With surprising ease, she sat up on her own, staring around at the faces of strangers and the room of white. She glanced at the first male to come barreling into the room. He was tall, dark-haired; his face was kind and he wore a long coat of sterile white. He smiled at her. She glared. He fell back and doubled over in pain when the knuckles of her curled first collided with his crotch. There were gasps and the newly woken blonde fitted the nurses and second doctor with the same violently angry expression.
"Why couldn't you have let me die?"
Once the head doctor had been treated for a sharp blow to the groin, the remaining staff explained to her that she'd been in a coma for six months. News hit that the new head of the Red Dragon Syndicate, a man who had slaughtered the leading Elders and taken over leadership, had been slain by a lone gunman who died in the effort. During the official investigation and clean up, she had been found, comatose but still alive.

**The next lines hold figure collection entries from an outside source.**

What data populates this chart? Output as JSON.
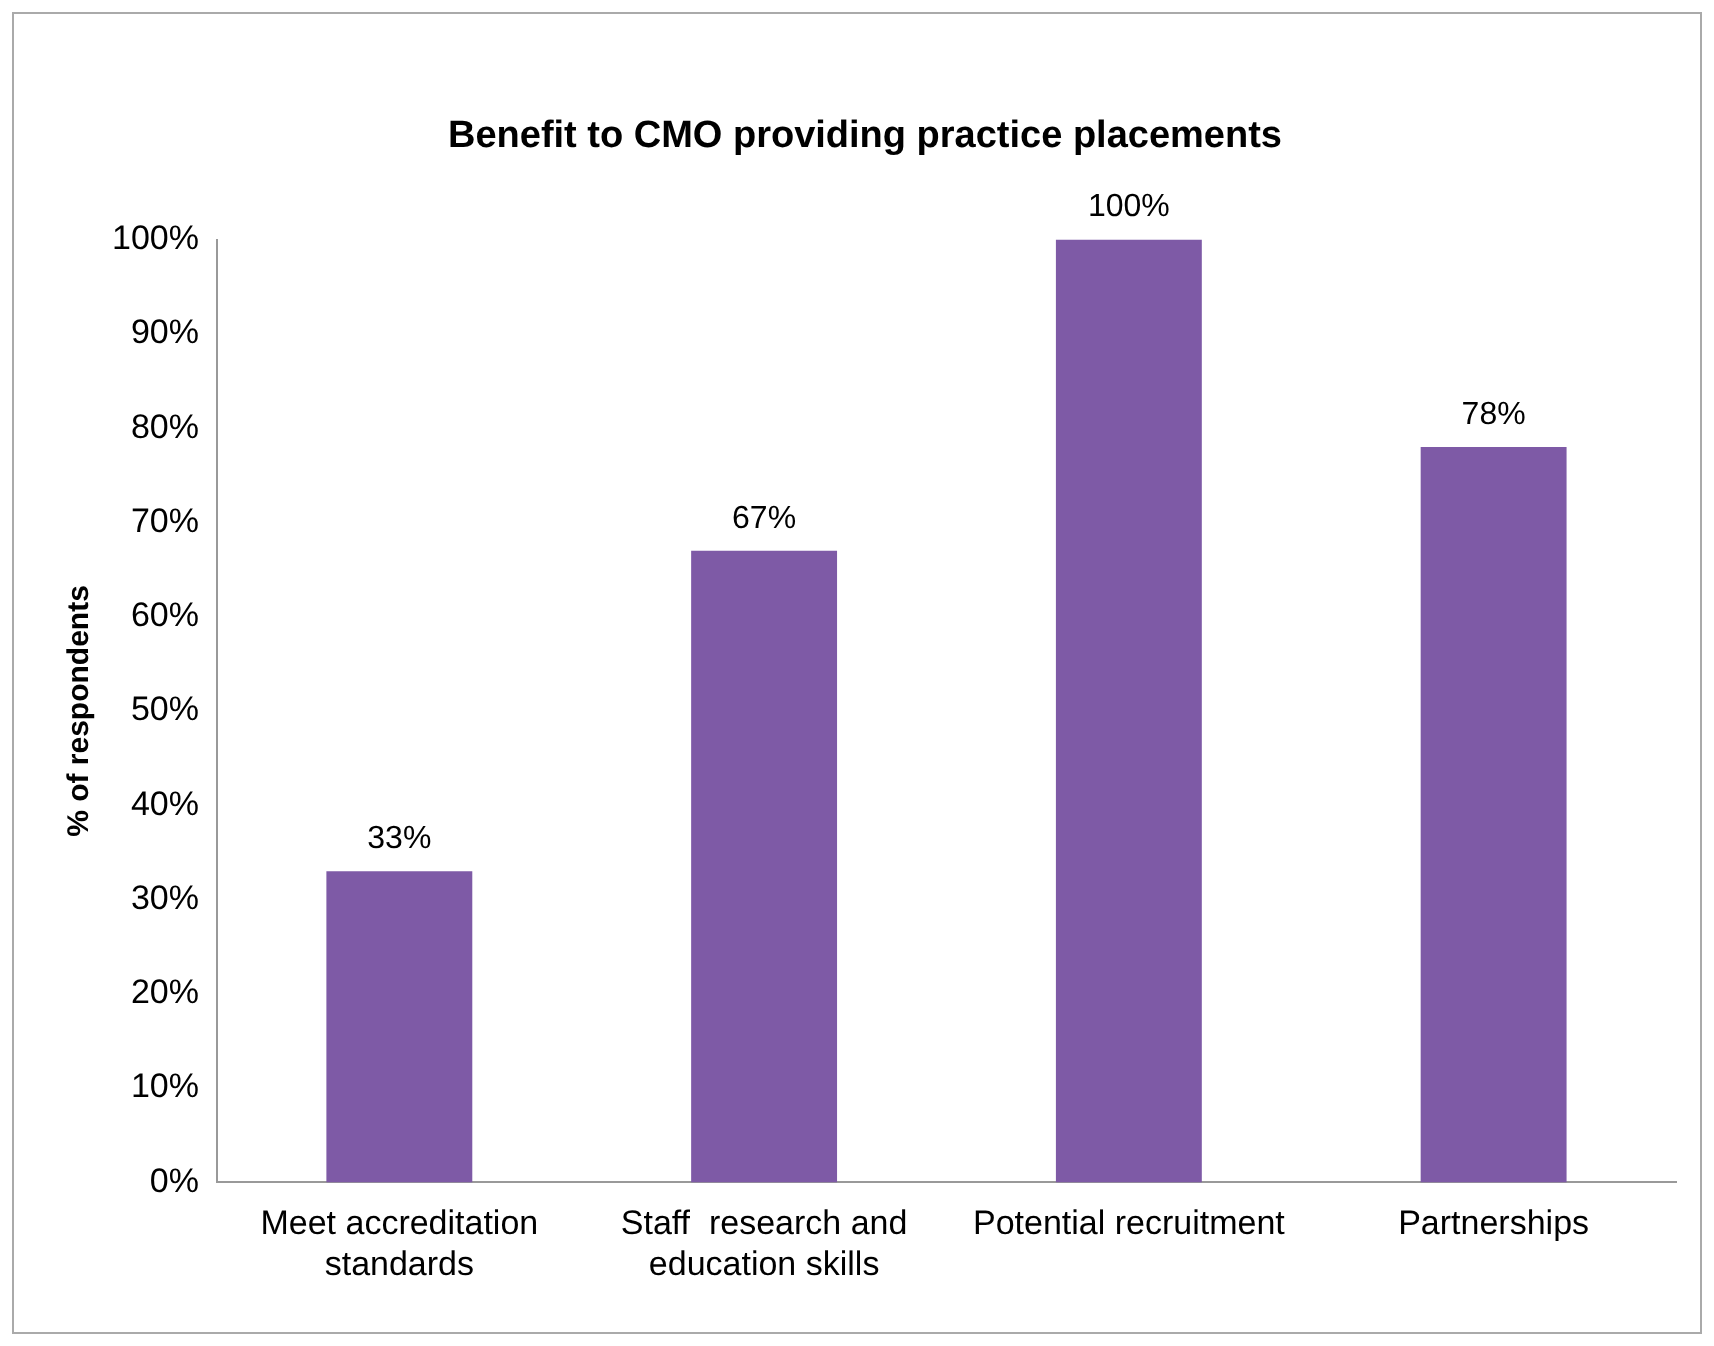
{
  "chart_data": {
    "type": "bar",
    "title": "Benefit to CMO providing practice placements",
    "ylabel": "% of respondents",
    "categories": [
      "Meet accreditation standards",
      "Staff  research and education skills",
      "Potential recruitment",
      "Partnerships"
    ],
    "values": [
      33,
      67,
      100,
      78
    ],
    "value_labels": [
      "33%",
      "67%",
      "100%",
      "78%"
    ],
    "color": "#7e5aa6",
    "ylim": [
      0,
      100
    ],
    "yticks": [
      {
        "value": 0,
        "label": "0%"
      },
      {
        "value": 10,
        "label": "10%"
      },
      {
        "value": 20,
        "label": "20%"
      },
      {
        "value": 30,
        "label": "30%"
      },
      {
        "value": 40,
        "label": "40%"
      },
      {
        "value": 50,
        "label": "50%"
      },
      {
        "value": 60,
        "label": "60%"
      },
      {
        "value": 70,
        "label": "70%"
      },
      {
        "value": 80,
        "label": "80%"
      },
      {
        "value": 90,
        "label": "90%"
      },
      {
        "value": 100,
        "label": "100%"
      }
    ],
    "grid": false,
    "legend": false
  }
}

Though hopeful for her recovery, the female had been completely unresponsive throughout the entire six months. No stimuli could rouse her from her potentially eternal slumber. The medical staff in charge of her care had been close to giving up hope that she'd ever come around. They had decided to take her off life support if she still had made no progress by the end of the next week.
Lucky girl, they called her.
If she didn't think they'd sedate her before she got far enough to be satisfied, she'd have knocked out each and every one of them.

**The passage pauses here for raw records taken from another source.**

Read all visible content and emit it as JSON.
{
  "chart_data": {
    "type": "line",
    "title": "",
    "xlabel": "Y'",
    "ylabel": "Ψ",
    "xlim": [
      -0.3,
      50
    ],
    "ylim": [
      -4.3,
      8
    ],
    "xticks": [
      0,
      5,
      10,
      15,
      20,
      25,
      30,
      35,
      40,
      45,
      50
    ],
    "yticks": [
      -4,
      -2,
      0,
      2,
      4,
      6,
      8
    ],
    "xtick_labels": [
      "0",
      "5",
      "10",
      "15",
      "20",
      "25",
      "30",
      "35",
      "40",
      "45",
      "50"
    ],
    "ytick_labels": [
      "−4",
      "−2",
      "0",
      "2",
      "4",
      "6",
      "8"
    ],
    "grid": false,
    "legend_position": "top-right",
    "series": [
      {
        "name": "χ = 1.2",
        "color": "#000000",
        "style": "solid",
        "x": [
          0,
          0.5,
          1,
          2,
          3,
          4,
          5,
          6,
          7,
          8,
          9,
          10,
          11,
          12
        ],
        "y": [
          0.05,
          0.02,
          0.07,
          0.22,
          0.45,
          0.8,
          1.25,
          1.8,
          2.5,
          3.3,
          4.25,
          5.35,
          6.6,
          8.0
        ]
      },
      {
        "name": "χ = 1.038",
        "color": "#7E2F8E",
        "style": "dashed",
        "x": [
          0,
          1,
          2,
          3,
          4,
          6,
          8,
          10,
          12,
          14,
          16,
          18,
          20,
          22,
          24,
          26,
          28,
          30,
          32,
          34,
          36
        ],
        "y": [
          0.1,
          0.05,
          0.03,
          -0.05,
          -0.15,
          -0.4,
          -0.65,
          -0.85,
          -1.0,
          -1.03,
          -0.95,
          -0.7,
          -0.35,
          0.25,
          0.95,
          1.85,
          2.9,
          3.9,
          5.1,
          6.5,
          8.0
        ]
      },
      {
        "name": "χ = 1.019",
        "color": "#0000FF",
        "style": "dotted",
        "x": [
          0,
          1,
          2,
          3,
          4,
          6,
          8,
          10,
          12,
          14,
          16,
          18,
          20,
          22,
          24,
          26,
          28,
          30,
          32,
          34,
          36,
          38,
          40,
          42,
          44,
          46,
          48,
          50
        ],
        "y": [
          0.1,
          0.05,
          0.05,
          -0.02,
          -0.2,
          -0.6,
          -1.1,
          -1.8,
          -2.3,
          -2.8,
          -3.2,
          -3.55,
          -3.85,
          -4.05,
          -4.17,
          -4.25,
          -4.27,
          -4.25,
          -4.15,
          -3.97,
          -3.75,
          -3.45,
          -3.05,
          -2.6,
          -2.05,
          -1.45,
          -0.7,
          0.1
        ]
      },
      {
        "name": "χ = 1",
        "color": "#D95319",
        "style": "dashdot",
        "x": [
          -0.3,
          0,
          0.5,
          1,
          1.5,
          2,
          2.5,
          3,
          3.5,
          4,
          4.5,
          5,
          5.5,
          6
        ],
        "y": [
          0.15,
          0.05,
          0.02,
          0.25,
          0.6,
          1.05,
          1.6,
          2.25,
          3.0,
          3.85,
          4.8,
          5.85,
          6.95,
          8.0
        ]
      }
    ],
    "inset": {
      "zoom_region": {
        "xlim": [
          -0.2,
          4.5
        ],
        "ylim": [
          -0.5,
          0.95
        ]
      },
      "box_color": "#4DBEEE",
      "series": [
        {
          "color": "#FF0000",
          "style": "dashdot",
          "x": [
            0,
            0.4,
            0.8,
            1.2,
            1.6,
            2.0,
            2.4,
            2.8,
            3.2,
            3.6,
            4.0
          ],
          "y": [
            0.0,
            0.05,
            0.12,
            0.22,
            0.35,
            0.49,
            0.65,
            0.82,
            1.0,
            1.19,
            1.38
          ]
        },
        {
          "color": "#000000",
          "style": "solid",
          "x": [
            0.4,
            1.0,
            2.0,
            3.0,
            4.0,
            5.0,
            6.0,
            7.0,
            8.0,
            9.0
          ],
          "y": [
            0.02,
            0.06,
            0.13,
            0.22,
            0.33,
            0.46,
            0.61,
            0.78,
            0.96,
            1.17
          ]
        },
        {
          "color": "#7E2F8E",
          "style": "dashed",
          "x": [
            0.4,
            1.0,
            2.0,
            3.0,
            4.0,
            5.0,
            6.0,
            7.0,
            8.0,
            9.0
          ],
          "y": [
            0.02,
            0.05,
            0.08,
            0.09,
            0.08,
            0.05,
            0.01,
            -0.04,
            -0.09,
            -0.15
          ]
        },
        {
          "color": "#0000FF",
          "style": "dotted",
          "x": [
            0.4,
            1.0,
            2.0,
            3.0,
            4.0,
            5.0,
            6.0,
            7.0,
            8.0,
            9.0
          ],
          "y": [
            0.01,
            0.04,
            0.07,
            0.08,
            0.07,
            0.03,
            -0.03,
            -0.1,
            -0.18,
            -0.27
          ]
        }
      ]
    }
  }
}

After a week's worth of testing, she was discharged. She was thrust back out into a world she knew nothing about, a place where her freedom was guaranteed for the only ones who would have threatened it were dead. The Red Dragon Syndicate had disbanded into small, petty street gangs with no capable leader to unite them. She was truly, at long last, free to live her life at her leisure.

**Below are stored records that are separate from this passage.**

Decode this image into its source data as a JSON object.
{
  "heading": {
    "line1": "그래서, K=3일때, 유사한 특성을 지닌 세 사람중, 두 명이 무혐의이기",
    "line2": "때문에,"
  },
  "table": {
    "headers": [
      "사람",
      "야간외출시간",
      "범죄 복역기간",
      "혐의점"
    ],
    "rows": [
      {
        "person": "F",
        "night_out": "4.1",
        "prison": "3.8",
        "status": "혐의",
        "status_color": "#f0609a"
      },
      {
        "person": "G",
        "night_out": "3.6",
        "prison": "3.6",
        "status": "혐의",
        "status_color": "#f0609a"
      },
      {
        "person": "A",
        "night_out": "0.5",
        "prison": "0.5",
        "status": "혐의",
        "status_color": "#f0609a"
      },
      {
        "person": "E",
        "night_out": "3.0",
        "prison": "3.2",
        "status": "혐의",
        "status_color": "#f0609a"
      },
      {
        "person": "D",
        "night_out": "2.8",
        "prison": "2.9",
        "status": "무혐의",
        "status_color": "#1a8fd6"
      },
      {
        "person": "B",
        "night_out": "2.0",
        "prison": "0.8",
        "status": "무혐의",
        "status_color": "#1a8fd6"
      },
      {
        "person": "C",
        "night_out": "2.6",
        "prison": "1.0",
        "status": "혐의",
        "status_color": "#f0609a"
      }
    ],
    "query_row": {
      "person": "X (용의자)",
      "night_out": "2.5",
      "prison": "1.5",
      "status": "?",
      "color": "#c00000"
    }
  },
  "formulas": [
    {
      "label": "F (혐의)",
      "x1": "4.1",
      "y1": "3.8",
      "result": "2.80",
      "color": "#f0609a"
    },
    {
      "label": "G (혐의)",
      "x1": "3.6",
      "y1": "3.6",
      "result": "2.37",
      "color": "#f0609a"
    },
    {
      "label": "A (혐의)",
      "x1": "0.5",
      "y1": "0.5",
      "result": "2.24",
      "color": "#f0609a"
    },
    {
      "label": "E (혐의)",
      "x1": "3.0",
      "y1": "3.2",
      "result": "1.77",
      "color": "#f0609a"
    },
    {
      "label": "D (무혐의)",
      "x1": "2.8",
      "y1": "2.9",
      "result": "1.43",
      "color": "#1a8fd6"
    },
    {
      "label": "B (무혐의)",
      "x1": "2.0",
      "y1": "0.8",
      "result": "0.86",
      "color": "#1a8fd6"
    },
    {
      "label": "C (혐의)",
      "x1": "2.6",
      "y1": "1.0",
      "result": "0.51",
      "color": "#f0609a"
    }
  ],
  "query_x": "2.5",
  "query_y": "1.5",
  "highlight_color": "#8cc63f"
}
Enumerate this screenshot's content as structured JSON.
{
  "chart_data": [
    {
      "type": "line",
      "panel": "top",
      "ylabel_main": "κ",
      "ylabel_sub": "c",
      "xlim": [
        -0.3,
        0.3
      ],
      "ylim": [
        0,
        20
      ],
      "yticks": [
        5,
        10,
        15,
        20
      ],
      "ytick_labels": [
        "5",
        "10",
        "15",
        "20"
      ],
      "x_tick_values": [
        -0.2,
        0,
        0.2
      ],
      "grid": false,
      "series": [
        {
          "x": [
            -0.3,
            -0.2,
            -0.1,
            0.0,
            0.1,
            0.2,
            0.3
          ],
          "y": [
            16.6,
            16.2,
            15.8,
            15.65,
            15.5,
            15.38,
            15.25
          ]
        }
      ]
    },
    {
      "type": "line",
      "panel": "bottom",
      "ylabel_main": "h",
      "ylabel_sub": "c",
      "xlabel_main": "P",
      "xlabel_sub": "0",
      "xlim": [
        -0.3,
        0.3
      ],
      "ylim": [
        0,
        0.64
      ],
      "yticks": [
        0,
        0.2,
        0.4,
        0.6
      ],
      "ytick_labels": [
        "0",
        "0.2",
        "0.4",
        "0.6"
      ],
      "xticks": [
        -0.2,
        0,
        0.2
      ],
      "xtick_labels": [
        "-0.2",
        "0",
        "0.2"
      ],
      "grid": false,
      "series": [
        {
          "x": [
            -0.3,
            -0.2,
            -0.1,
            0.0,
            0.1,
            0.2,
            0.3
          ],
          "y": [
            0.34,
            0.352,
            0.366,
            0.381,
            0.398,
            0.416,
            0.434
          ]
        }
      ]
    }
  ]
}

As she stared out at the busy street and crowded sidewalk of the Tarsus Memorial Hospital, she found herself unable to move. She had no direction left to her life. Once, she had lived to stay hidden from Vicious and Spike. Now, they were dead and she knew her life was nothing without them. What life did she have left now that her reason to live was gone?
A shudder crawled up her spine. Gone? Was he really… could he really be gone? Was it even possible for him to be dead? He had been the shadow that haunted her steps for more years than she wanted to remember. He was as much a part of her as her own beating heart. To imagine a world where one did not exist without the other was like imagining a world without night. It simply… couldn't be.
In that moment she knew. She knew the same fundamental truth she'd always known: Vicious would never let her live in peace. It didn't matter that others proclaimed him dead. It didn't matter that he hadn't been seen since his final showdown with the swimming bird of her dreams. No, none of it mattered.
After all, was she not proof that the dead do not always succumb to death? No, there could be no Julia without Vicious. The world had proven all too cruel for anything else to be true. Perhaps she was crazy. Perhaps she was paranoid. But in the depth of her soul, she knew he was alive somewhere.